Expert:  Roger replied 1 year ago.

That's true, and you can adopt the definition of the board and base the amendment of the bylaw on that interpretation (as we discussed above).

Expert:  Roger replied 1 year ago.

But, it's harder to penalize people for something when there's never been a definition adopted.

Customer: replied 1 year ago.
Immediate family" is a common definition - at least it was in 1985 when the rules were adopted. We still have original owners on the board.What you're saying is that definitions don't really matter - you have to list all that are included or not included and be very very specific and that isn't a guarantee either - lawyers always win and this units owner's son is a newly - passed the bar - lawyer and wants nothing better than to take us to court.We as an unpaid board of a very small condo have no chance to enforce any rules or by-laws.
Customer: replied 1 year ago.
I've been waiting 15 minutes for a response and I have to go to bed now.You have been no help so you are not authorized to charge my CC.
Expert:  Roger replied 1 year ago.

Whether immediate family is a common definition is going to be up to a judge.....but I don't think it is very common.
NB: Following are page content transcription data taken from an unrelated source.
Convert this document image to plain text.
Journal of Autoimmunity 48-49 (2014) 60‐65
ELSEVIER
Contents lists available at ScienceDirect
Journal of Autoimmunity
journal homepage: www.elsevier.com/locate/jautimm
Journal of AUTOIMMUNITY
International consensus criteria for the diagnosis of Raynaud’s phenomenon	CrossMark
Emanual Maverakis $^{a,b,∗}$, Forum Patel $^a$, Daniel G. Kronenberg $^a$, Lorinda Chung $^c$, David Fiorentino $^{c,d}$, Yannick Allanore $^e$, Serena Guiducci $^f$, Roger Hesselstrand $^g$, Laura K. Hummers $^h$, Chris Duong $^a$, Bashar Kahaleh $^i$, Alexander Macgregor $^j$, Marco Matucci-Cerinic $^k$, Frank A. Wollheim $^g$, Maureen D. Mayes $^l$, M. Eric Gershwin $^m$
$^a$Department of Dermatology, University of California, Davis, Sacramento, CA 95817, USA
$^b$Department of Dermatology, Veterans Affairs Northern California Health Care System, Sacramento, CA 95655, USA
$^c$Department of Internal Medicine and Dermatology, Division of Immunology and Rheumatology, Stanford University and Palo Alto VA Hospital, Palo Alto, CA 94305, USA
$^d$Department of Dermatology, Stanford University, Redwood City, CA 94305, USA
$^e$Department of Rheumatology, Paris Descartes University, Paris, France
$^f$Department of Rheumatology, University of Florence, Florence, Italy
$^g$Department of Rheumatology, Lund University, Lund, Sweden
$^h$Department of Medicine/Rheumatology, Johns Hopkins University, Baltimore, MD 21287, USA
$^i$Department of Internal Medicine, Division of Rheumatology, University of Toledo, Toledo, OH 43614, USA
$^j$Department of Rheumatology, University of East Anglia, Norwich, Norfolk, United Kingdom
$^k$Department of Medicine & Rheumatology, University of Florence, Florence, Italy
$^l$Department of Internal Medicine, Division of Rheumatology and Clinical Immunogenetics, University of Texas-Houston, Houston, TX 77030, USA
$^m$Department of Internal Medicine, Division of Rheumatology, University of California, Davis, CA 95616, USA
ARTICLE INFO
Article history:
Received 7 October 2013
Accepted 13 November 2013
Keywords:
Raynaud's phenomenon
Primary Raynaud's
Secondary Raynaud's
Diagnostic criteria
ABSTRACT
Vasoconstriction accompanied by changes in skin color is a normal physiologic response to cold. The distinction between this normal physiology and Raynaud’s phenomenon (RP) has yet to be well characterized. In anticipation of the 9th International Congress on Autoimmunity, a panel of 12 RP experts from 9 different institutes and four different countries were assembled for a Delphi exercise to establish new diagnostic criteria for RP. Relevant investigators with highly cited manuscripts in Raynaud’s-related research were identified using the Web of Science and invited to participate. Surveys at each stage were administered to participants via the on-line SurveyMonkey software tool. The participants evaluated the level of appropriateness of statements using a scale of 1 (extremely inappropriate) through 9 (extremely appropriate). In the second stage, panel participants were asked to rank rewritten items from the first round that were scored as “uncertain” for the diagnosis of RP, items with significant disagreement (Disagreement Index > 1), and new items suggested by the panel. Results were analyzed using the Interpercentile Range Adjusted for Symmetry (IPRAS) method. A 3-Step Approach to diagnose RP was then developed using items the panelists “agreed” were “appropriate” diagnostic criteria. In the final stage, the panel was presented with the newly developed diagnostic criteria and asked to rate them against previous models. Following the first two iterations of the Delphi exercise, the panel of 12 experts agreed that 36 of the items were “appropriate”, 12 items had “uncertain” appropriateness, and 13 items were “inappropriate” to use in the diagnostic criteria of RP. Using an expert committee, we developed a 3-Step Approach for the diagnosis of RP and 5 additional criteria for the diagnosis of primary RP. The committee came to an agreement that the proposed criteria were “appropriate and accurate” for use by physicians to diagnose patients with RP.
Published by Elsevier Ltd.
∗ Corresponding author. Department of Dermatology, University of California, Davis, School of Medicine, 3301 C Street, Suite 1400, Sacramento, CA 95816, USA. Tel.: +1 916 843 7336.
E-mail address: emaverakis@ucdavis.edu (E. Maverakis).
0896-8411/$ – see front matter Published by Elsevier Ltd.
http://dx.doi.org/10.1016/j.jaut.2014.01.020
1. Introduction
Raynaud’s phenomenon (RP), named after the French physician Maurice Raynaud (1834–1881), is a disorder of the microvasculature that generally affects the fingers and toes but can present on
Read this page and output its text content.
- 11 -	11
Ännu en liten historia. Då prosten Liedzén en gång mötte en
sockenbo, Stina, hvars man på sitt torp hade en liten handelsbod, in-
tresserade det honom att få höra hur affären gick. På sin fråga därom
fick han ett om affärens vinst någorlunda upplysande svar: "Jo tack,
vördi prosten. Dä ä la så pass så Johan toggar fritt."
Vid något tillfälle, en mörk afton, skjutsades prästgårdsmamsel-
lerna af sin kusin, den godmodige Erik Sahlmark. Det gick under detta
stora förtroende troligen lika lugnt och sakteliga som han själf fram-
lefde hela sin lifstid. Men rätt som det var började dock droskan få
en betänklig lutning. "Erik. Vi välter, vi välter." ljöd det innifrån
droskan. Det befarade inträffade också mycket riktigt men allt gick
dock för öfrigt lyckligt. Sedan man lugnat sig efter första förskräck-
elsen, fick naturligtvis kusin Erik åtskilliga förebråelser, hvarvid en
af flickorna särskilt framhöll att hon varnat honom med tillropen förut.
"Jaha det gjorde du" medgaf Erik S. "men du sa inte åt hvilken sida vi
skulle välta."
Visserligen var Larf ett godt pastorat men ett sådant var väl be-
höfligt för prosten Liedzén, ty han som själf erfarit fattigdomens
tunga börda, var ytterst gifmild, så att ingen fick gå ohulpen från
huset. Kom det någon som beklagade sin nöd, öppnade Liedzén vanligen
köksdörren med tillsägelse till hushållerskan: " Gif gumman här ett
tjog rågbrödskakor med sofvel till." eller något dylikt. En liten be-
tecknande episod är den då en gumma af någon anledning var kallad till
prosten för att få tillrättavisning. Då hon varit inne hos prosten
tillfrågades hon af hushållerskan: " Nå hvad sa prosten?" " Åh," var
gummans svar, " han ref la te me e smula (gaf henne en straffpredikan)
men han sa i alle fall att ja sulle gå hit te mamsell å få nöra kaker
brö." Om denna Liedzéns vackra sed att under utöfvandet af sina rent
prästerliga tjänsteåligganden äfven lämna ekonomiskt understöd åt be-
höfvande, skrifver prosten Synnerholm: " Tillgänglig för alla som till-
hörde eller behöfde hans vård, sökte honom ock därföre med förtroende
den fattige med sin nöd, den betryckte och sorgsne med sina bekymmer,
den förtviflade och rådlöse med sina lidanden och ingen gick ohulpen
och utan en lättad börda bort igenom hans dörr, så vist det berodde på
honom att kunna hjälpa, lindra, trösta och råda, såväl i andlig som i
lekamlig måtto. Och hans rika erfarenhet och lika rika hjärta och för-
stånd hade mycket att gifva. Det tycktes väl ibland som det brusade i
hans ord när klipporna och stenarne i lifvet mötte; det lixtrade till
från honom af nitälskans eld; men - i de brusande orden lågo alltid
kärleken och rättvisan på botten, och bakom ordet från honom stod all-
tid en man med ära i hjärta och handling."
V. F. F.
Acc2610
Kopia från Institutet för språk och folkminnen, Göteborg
I've spent the last few minutes googling the definition and there's a different interpretation at just about every link you click.

Expert:  Roger replied 1 year ago.

I'm sorry that you don't believe I've been any help to you.....which I assume is because I didn't tell you what you wanted to hear. Trust me, in this type of format, it'd be much easier for me to tell you that you're right (or what you want to hear) and make you happy enough to pay me and move on, but it's more to it than that (at least for me). I want to tell you something that is honest as opposed to what you want to hear.

If you don't want to pay me, that's your business....but you should discuss this issue with your board and your board attorney (if you have one) and consider making the necessary changes.